Purpose: To elucidate the bioactive constituents of Asari radix et rhizoma (ARR) in treating migraine based on network pharmacology and nitroglycerin-induced migraine rat model.

Methods: The potential bioactive constituents of ARR were identified with the aid of literature retrieval and virtual screening, and the migraine-related hub genes were identified using protein-protein interaction and topology analyses. Then, the interaction between the potential bioactive constituents and hub genes was determined with molecular docking and topology, leading to the prediction of the anti-migraine constituents of ARR. Moreover, a rat model of nitroglycerin-induced migraine was used to confirm the prediction by measuring the frequency of head-scratching and head-shaking behavior (FHHB) in the rats. In addition, levels of nitric oxide (NO) and calcitonin gene-related peptide (CGRP) in blood, norepinephrine (NE) and 5-hydroxytryptamine (5-HT) in brain were measured using appropriate commercial kits.

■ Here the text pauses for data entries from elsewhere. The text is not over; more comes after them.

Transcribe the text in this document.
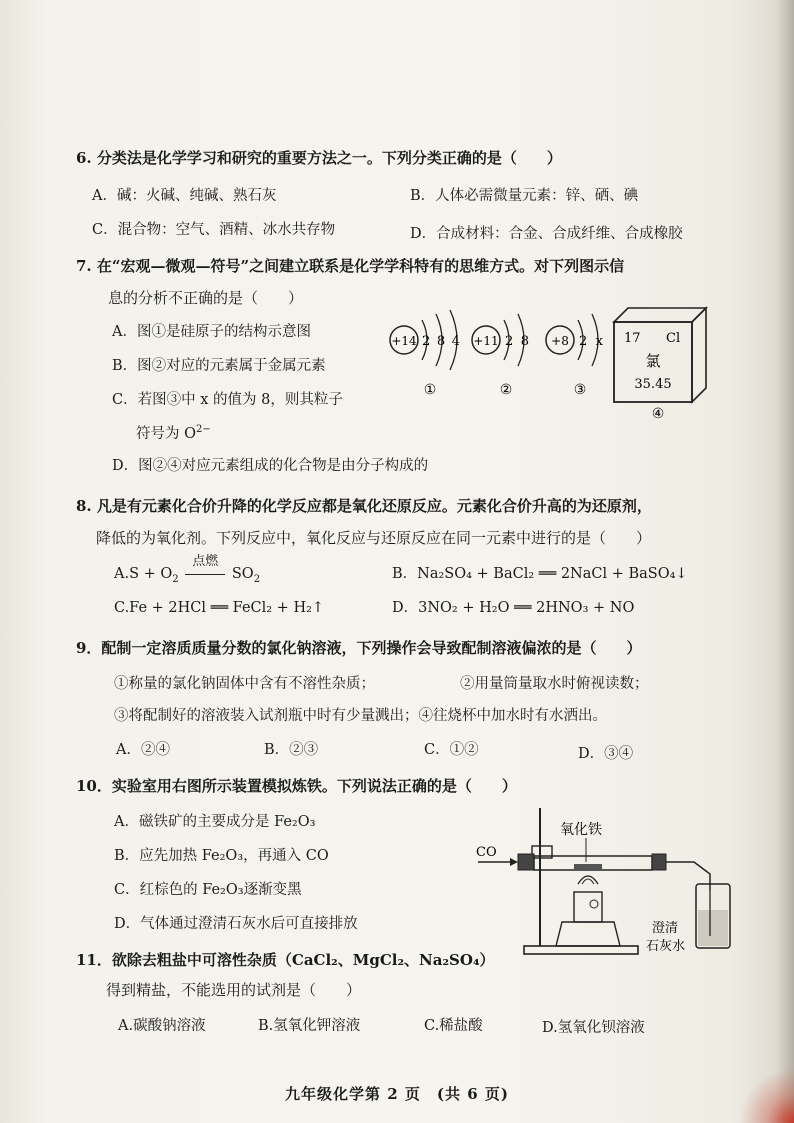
6. 分类法是化学学习和研究的重要方法之一。下列分类正确的是（　　）
A．碱：火碱、纯碱、熟石灰	B．人体必需微量元素：锌、硒、碘
C．混合物：空气、酒精、冰水共存物	D．合成材料：合金、合成纤维、合成橡胶
7. 在“宏观—微观—符号”之间建立联系是化学学科特有的思维方式。对下列图示信
息的分析不正确的是（　　）
A．图①是硅原子的结构示意图
B．图②对应的元素属于金属元素
C．若图③中 x 的值为 8，则其粒子
符号为 $O^{2-}$
D．图②④对应元素组成的化合物是由分子构成的
+14 2 8 4
①
+11 2 8
②
+8 2 x
③
17 Cl
氯
35.45
④
8. 凡是有元素化合价升降的化学反应都是氧化还原反应。元素化合价升高的为还原剂，
降低的为氧化剂。下列反应中，氧化反应与还原反应在同一元素中进行的是（　　）
$A.S + O_2$
点燃
$SO_2$	B．Na₂SO₄ + BaCl₂ ══ 2NaCl + BaSO₄↓
C.Fe + 2HCl ══ FeCl₂ + H₂↑	D．3NO₂ + H₂O ══ 2HNO₃ + NO
9．配制一定溶质质量分数的氯化钠溶液，下列操作会导致配制溶液偏浓的是（　　）
①称量的氯化钠固体中含有不溶性杂质；	②用量筒量取水时俯视读数；
③将配制好的溶液装入试剂瓶中时有少量溅出；④往烧杯中加水时有水洒出。
A．②④	B．②③	C．①②	D．③④
10．实验室用右图所示装置模拟炼铁。下列说法正确的是（　　）
A．磁铁矿的主要成分是 Fe₂O₃
B．应先加热 Fe₂O₃，再通入 CO
C．红棕色的 Fe₂O₃逐渐变黑
D．气体通过澄清石灰水后可直接排放
CO
氧化铁
澄清
石灰水
11．欲除去粗盐中可溶性杂质（CaCl₂、MgCl₂、Na₂SO₄）
得到精盐，不能选用的试剂是（　　）
A.碳酸钠溶液	B.氢氧化钾溶液	C.稀盐酸	D.氢氧化钡溶液
九年级化学第 2 页　(共 6 页)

Results: Network pharmacology revealed that naringenin-7-O-β-D-glucopyranoside and higenamine might be the key anti-migraine bioactive constituents of ARR. On addition of naringenin-7-O-β-D- glucopyranoside or higenamine to ARR, there was marked enhancement of the mitigating effect of ARR on nitroglycerin-induced abnormalities in levels of NO, CGRP, 5-HT and NE, as well as FHHB in rats (p < 0.05 or 0.01).

Conclusion: These findings indicate that naringenin-7-O-β-D-glucopyranoside and higenamine might be the key bioactive and anti-migraine constituents of ARR. However, in addition to naringenin-7-O-β-D- glucopyranoside and higenamine, there were many other anti-migraine constituents in ARR. Therefore, there is need for further investigations on the actual contributions of these two constituents of ARR in treating migraine.